As the world of crypto grows ever larger, divorce lawyers are finding more and more that they are having to deal with a whole new class of assets. Whilst they are familiar with the redistribution of many types of assets, such as traditional cash, bank accounts and other investments, cryptocurrencies is relatively new ground.
One of the main problems that lawyers face is the lack of traceability of cryptocurrencies; not to mention their volatility and liquidity. If a spouse does not disclose a holding of digital currencies, they cannot easily be traced and identified, unlike other assets.
One of the appealing things that draws investors to cryptocurrencies is the anonymity. This is what Bitcoin prided itself on when it was first developed. But the feature that made it so appealing is also what has made it hard to prove in divorces. Suspicion that someone might have invested in digital currencies simply is not enough, and it is something that could potentially cost the English courts a lot of money to prove.
The second issue they face is due to their volatility.

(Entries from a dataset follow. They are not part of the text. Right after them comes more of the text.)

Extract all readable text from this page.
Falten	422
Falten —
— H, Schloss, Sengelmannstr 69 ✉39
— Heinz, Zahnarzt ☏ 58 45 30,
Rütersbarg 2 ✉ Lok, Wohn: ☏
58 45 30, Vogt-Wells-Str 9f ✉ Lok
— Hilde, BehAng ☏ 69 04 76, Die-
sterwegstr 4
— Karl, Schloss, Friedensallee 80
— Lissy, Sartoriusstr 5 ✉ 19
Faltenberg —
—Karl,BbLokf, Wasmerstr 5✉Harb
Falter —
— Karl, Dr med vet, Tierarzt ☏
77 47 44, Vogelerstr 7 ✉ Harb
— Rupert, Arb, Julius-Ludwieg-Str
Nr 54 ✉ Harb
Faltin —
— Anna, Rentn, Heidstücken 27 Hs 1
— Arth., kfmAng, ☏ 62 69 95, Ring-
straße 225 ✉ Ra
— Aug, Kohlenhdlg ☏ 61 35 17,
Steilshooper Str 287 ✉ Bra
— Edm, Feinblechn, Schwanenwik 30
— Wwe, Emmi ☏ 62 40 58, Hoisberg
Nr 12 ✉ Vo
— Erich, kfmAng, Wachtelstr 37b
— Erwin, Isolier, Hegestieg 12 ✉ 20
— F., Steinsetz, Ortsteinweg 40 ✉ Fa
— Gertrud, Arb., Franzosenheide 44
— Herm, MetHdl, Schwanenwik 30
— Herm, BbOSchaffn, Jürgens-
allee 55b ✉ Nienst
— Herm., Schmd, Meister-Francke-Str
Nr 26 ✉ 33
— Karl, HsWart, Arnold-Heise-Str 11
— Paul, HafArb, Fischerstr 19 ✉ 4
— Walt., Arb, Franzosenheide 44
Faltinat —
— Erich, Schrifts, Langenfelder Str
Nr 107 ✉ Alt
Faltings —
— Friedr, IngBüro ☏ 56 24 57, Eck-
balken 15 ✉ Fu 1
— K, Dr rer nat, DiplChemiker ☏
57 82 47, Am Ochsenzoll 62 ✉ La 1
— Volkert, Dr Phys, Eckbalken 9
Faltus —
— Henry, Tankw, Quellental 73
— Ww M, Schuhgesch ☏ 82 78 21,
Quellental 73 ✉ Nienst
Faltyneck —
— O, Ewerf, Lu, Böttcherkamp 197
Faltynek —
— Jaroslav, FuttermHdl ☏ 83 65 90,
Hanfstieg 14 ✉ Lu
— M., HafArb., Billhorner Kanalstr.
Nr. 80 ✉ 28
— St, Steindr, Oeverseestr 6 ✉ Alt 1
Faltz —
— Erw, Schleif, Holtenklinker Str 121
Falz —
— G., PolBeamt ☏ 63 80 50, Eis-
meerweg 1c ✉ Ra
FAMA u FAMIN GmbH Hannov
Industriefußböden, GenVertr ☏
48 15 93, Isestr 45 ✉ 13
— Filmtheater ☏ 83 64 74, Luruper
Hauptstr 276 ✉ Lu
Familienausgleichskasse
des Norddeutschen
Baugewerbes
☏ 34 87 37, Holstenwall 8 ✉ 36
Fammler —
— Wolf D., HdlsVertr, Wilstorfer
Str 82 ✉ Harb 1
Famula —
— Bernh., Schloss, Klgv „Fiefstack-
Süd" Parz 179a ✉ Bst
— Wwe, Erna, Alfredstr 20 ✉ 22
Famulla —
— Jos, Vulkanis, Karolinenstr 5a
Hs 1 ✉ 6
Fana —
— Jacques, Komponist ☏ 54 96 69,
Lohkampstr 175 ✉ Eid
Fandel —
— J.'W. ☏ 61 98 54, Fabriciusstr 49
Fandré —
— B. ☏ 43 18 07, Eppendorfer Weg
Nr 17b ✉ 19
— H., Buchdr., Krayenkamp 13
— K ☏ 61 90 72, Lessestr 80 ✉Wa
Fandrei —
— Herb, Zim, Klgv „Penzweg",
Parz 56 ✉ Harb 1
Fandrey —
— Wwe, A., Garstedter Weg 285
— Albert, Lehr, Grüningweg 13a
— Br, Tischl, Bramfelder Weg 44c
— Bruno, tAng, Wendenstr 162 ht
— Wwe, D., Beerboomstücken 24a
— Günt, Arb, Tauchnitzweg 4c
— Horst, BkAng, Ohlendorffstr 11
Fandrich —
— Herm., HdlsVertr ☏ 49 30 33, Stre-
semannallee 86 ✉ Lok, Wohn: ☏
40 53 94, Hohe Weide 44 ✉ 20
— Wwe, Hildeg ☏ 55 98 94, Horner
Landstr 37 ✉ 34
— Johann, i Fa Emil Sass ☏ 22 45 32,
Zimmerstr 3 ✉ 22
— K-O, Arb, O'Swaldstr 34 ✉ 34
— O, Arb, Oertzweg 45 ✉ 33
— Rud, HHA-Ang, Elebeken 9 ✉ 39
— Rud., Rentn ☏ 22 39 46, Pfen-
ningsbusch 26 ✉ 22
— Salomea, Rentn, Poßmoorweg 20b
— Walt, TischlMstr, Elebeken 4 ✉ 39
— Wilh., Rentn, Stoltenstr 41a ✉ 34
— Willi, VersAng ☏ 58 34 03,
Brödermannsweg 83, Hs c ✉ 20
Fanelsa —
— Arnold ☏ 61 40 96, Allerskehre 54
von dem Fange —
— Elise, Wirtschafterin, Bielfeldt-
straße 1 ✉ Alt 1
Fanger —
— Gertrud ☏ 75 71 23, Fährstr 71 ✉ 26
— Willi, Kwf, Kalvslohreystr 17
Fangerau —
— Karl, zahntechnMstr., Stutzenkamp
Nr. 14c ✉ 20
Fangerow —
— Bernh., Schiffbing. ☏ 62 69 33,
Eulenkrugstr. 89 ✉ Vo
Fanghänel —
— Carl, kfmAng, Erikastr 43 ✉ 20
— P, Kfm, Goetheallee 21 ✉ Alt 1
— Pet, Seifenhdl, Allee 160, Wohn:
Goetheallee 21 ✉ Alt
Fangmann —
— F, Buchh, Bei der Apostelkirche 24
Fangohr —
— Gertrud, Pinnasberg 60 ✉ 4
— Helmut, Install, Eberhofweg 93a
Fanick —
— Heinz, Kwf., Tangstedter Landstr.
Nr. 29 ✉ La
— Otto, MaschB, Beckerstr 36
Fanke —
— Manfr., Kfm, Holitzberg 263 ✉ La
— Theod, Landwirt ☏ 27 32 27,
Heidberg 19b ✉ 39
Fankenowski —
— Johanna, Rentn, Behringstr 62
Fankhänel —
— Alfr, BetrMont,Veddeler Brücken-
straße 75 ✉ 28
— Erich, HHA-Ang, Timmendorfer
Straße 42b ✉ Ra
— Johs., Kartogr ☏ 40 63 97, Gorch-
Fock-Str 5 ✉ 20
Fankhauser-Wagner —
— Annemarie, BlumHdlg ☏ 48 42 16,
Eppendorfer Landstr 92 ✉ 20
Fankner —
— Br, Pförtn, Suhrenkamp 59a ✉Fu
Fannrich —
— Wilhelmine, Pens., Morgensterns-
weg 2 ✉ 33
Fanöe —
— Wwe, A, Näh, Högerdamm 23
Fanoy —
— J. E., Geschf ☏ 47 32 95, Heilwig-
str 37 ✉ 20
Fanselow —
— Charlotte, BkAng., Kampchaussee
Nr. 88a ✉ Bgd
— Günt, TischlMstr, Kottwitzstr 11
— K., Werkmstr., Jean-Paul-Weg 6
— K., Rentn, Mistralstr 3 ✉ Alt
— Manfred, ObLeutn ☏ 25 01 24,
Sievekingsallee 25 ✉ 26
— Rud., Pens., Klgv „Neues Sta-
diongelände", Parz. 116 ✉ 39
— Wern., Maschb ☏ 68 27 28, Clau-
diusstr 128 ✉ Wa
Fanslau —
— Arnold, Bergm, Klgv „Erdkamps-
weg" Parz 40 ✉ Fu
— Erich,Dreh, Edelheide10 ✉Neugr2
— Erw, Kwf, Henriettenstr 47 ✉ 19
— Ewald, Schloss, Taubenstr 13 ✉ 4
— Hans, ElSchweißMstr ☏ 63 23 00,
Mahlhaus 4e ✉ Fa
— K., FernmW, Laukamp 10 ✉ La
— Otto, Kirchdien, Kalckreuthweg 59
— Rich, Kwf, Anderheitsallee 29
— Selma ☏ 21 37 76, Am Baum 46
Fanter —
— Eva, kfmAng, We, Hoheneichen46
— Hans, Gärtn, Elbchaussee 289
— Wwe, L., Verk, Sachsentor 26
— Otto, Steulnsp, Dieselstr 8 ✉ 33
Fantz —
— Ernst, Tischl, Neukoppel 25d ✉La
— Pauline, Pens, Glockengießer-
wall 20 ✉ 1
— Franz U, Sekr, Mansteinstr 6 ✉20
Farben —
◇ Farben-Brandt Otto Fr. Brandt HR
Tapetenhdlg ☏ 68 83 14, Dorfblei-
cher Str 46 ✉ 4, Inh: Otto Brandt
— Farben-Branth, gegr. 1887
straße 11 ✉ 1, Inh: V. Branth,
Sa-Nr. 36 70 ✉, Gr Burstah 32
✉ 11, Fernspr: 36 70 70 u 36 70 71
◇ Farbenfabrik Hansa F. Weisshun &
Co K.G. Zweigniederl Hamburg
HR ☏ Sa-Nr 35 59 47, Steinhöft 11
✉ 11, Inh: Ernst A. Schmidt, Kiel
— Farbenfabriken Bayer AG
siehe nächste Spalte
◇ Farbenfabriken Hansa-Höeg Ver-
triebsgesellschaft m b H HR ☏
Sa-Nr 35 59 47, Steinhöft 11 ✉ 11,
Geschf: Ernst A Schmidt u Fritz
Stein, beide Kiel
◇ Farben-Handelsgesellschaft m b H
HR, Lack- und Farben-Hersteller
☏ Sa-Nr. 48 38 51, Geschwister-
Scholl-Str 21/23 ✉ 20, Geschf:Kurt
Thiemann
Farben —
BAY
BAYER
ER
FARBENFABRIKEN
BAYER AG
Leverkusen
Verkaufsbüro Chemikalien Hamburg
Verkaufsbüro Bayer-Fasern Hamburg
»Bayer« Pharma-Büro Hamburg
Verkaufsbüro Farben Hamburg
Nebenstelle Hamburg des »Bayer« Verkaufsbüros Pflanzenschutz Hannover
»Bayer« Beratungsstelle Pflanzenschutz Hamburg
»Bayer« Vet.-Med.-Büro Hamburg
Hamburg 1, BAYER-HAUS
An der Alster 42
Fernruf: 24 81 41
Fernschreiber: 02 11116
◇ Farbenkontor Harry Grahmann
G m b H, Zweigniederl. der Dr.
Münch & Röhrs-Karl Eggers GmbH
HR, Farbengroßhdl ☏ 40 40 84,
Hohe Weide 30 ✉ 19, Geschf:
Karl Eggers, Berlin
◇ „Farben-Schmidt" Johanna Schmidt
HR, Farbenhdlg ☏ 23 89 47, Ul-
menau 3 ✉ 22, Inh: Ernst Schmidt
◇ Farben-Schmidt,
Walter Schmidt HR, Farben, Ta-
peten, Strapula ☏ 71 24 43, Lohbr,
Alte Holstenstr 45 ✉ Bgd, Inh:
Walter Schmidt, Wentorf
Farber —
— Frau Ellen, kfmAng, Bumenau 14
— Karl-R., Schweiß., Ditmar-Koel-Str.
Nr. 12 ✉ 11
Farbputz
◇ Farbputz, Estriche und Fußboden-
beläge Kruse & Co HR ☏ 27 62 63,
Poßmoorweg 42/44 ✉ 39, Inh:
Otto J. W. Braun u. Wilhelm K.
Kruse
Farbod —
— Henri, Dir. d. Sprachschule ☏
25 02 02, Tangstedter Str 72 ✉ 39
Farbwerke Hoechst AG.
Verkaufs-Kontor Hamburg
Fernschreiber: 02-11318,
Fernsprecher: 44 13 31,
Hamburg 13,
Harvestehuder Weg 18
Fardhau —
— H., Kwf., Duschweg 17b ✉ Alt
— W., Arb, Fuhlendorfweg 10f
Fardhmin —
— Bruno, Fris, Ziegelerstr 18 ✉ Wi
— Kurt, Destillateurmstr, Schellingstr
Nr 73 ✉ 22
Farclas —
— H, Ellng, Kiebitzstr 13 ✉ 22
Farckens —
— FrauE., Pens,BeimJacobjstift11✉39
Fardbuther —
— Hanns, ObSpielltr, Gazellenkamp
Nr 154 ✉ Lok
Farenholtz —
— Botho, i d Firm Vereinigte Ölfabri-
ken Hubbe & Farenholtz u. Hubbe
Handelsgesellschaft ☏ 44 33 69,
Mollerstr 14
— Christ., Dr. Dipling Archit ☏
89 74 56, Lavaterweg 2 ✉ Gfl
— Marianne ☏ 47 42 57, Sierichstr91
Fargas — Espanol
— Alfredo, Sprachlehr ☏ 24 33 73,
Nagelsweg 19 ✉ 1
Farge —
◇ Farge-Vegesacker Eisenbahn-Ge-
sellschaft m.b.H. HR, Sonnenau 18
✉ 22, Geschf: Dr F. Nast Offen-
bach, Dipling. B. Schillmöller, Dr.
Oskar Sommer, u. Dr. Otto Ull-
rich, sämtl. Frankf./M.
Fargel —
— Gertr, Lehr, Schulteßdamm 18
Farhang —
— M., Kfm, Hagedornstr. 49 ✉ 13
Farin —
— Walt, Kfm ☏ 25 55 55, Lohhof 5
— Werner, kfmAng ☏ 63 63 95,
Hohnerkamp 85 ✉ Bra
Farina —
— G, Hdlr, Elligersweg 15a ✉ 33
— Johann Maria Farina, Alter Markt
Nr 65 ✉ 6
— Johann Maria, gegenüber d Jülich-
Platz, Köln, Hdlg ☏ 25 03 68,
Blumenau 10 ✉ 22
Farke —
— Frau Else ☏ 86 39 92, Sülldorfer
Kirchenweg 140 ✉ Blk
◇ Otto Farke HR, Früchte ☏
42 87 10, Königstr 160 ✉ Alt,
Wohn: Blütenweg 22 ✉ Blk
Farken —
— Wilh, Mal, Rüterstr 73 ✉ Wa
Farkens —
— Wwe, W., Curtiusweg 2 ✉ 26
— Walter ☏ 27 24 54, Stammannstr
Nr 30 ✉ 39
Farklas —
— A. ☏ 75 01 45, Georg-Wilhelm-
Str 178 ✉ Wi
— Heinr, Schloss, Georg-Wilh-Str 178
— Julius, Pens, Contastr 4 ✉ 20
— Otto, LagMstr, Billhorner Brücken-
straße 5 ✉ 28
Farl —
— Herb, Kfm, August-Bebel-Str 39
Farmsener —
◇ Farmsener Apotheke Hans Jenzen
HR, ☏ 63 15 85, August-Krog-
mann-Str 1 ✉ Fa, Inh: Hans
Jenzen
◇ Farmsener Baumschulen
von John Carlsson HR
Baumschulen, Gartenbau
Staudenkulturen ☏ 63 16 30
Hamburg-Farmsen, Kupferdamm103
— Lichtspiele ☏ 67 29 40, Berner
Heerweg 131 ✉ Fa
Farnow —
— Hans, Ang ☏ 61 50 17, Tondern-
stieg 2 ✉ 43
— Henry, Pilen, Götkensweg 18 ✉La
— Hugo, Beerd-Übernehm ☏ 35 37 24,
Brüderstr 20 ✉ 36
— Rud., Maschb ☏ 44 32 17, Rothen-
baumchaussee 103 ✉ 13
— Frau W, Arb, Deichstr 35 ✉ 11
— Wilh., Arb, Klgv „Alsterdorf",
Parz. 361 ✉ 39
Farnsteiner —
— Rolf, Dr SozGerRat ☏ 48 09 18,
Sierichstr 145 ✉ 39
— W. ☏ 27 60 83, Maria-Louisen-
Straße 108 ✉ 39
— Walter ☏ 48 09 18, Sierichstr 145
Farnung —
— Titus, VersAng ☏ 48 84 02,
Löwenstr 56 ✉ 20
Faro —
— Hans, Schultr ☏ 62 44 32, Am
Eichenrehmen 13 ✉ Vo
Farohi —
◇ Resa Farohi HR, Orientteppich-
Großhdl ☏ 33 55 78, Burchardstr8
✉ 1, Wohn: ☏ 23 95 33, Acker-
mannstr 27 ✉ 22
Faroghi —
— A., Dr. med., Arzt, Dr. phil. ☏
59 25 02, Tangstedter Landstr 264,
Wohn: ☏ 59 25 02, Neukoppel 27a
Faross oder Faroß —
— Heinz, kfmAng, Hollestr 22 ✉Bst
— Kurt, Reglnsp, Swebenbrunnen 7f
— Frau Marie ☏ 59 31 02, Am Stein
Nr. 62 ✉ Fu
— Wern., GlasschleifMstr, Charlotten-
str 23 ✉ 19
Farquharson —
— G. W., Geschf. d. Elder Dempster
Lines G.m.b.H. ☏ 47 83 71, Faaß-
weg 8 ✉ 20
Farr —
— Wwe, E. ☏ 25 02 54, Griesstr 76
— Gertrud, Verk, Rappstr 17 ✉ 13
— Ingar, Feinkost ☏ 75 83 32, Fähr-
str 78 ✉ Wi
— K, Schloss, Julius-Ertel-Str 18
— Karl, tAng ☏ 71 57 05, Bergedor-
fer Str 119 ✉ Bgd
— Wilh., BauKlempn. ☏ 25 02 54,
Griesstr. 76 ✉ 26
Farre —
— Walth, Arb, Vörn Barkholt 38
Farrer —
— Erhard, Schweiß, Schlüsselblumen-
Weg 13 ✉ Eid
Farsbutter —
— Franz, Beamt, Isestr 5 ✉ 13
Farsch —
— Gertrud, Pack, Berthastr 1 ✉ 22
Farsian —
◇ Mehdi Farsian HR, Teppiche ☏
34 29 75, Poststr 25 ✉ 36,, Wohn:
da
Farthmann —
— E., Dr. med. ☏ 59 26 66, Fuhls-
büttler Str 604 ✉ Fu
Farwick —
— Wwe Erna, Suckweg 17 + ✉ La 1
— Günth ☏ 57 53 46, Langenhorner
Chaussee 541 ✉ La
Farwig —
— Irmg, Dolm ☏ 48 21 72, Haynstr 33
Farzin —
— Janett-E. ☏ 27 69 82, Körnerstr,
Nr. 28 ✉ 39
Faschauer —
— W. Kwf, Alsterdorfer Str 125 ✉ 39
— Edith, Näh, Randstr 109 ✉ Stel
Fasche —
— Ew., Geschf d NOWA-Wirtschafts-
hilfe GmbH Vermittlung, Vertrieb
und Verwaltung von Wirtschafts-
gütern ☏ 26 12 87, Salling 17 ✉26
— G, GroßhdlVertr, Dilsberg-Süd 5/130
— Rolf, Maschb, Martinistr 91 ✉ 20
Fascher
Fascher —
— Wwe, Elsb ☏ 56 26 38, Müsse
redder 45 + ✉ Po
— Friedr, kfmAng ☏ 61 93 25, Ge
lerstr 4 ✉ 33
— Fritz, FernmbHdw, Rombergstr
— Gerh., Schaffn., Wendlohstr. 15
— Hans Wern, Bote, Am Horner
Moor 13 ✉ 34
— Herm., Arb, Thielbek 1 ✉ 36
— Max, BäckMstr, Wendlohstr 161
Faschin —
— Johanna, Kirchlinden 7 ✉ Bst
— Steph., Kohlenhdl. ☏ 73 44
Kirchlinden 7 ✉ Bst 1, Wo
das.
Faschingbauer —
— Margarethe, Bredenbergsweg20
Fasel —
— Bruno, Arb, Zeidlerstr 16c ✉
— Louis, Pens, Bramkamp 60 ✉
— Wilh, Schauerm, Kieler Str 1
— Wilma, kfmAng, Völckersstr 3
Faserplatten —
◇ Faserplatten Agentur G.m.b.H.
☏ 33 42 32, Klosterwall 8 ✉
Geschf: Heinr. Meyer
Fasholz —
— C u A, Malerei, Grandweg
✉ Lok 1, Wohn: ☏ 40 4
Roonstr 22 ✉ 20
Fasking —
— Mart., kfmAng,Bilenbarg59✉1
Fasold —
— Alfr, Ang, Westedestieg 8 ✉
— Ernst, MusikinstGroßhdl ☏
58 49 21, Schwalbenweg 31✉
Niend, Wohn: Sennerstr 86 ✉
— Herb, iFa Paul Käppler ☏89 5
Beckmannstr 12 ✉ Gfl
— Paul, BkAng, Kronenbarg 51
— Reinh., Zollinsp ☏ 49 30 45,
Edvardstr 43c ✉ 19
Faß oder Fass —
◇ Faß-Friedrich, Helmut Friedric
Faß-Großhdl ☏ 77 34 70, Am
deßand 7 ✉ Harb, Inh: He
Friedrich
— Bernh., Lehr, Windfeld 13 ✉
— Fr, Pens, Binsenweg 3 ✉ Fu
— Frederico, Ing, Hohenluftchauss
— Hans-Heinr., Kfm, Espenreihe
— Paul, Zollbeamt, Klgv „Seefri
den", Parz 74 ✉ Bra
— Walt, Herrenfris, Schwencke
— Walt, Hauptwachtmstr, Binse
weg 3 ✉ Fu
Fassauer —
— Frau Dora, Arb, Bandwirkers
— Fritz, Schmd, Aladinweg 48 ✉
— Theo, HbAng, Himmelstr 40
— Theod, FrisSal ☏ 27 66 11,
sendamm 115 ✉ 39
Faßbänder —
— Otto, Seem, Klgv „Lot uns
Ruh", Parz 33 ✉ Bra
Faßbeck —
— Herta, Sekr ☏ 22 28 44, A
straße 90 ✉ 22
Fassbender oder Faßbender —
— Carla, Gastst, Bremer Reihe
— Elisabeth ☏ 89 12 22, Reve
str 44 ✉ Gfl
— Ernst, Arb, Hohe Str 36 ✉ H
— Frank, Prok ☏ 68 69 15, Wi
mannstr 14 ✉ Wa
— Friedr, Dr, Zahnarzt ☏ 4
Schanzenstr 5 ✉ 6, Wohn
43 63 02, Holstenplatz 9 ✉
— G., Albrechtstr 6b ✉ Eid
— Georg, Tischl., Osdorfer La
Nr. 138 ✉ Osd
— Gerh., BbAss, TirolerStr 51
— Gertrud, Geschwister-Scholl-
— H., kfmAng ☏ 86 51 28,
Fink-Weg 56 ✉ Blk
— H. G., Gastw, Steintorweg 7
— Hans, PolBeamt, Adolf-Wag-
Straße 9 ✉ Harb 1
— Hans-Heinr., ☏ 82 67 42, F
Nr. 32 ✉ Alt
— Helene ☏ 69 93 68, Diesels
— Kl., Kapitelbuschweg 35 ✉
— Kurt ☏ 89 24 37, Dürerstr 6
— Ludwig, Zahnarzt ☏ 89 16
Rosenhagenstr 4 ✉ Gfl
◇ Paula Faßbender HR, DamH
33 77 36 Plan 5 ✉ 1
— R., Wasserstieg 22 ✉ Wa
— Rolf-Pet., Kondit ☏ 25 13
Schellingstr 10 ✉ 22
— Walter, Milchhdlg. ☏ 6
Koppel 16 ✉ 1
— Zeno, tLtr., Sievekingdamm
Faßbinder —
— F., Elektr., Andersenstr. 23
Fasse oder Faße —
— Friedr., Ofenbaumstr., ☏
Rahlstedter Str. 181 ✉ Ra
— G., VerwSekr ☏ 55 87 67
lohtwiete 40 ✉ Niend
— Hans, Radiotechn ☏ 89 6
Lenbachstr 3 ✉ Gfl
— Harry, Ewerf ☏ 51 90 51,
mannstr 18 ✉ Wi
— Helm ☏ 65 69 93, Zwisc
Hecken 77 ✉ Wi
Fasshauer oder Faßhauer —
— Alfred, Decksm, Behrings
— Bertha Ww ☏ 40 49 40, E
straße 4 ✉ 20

It is very difficult to fairly distribute an inherently volatile asset. Divorces have different ways in which they distribute monetary assets and risk laden ones, which poses a lot of problems when you consider that cryptocurrencies incorporate both. Assuming that the digital currencies have been disclosed and they can be identified, they belong more to the risk laden assets, but a fair balance will need to be struck in order to achieve fairness between the spouses.
The way in which cryptocurrencies are dealt with in a divorce setting needs to be clearer, as digital currencies are not going anywhere quickly. Nearly one fifth of 18-24 year olds considered Bitcoin to be an attractive investment opportunity in a recent UK survey. This means that divorce lawyers and the courts will have to be flexible and willing to adapt quickly on how to handle Bitcoin and other cryptocurrencies in a divorce settlement.